I have the following design in which users with mobile devices have to access the 192.168.11.173 server going through the 172.16.17.1 fgt interface. I used to use VIP for such kind of publishing behind one fortigate but in this situation with two fortigates, I am a little bit confused, do I have to do double nat? how?

 

Can any one help please?

 

3 REPLIES 3
ede_pfau
SuperUser
SuperUser

hi,

 

principally, you can use routing or NAT to let traffic in through a firewall.

The main advantage of NAT is that the destination address is concealed; your external user will never know it's real (private) address. Besides, you would not be able to access a private address from the internet.

So, for the gateway firewall, DNAT using a VIP is mandatory. For the second FGT you can use routing or NAT.

A second VIP is a bit more effort than setting up a static route, so I'd go with routing.

 

On FGT1 (WAN facing), create a VIP for the final private address of your server (192.168.x.y). Additionally, you have to create a static route on this FGT to point to FGT2 (internal), with gateway address being the WAN interface of FGT2. Otherwise, FGT1 wouldn't know where to send the traffic.

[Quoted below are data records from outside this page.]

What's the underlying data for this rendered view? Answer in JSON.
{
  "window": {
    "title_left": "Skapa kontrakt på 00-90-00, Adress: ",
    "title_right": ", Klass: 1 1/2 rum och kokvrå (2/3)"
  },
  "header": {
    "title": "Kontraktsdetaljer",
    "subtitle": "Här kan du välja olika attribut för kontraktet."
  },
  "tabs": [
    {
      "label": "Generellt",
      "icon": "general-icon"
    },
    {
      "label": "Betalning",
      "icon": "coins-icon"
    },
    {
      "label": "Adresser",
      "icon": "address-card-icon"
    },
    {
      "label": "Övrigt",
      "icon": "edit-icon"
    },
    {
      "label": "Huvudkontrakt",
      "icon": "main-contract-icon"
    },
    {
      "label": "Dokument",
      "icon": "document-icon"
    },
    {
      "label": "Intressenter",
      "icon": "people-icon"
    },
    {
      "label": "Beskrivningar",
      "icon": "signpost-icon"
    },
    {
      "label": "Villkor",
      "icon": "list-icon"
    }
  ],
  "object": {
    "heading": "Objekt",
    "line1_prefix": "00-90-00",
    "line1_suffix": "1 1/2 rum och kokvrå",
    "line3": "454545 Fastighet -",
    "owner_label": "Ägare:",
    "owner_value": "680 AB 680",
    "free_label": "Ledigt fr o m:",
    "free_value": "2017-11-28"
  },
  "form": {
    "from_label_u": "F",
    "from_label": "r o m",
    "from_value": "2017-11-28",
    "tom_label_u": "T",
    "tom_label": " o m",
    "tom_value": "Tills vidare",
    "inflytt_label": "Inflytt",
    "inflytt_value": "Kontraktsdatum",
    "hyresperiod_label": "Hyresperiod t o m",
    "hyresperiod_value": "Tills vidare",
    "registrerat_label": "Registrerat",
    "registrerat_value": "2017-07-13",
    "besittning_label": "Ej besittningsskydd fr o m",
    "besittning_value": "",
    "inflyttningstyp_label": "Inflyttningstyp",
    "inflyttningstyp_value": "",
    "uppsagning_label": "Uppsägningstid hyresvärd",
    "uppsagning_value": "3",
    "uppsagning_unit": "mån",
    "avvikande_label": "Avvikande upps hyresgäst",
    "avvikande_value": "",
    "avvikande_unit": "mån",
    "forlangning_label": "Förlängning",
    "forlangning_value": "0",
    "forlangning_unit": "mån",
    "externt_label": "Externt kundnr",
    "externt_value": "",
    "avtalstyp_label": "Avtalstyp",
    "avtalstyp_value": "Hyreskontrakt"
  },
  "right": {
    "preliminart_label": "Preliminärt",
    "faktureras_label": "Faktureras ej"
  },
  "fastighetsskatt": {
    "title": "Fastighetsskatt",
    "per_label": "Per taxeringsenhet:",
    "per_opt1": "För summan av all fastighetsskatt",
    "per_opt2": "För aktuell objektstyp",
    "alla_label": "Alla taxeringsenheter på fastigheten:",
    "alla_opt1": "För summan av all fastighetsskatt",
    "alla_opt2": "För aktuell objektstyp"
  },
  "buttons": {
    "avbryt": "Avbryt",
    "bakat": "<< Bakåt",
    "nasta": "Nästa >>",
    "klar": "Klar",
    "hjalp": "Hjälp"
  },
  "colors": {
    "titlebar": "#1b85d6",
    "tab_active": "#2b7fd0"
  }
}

As now the incoming traffic on FGT2 has a source address from the WAN (it's unchanged by DNAT), FGT2's default route is used to route the reply traffic. This is most probably already in place.

On egress, FGT1 will additionally exchange the private source address of the server's reply to the public address stated in the VIP. This is done automatically in newer releases of FortiOS.

 

Ede Kernel panic: Aiee, killing interrupt handler!
Ede Kernel panic: Aiee, killing interrupt handler!
sw2090
SuperUser
SuperUser

Basically this is a routing question.

 

- Mobile device don't have an interface for 192.168.11.0/24 so will forward via default route which I suppose goes to router. 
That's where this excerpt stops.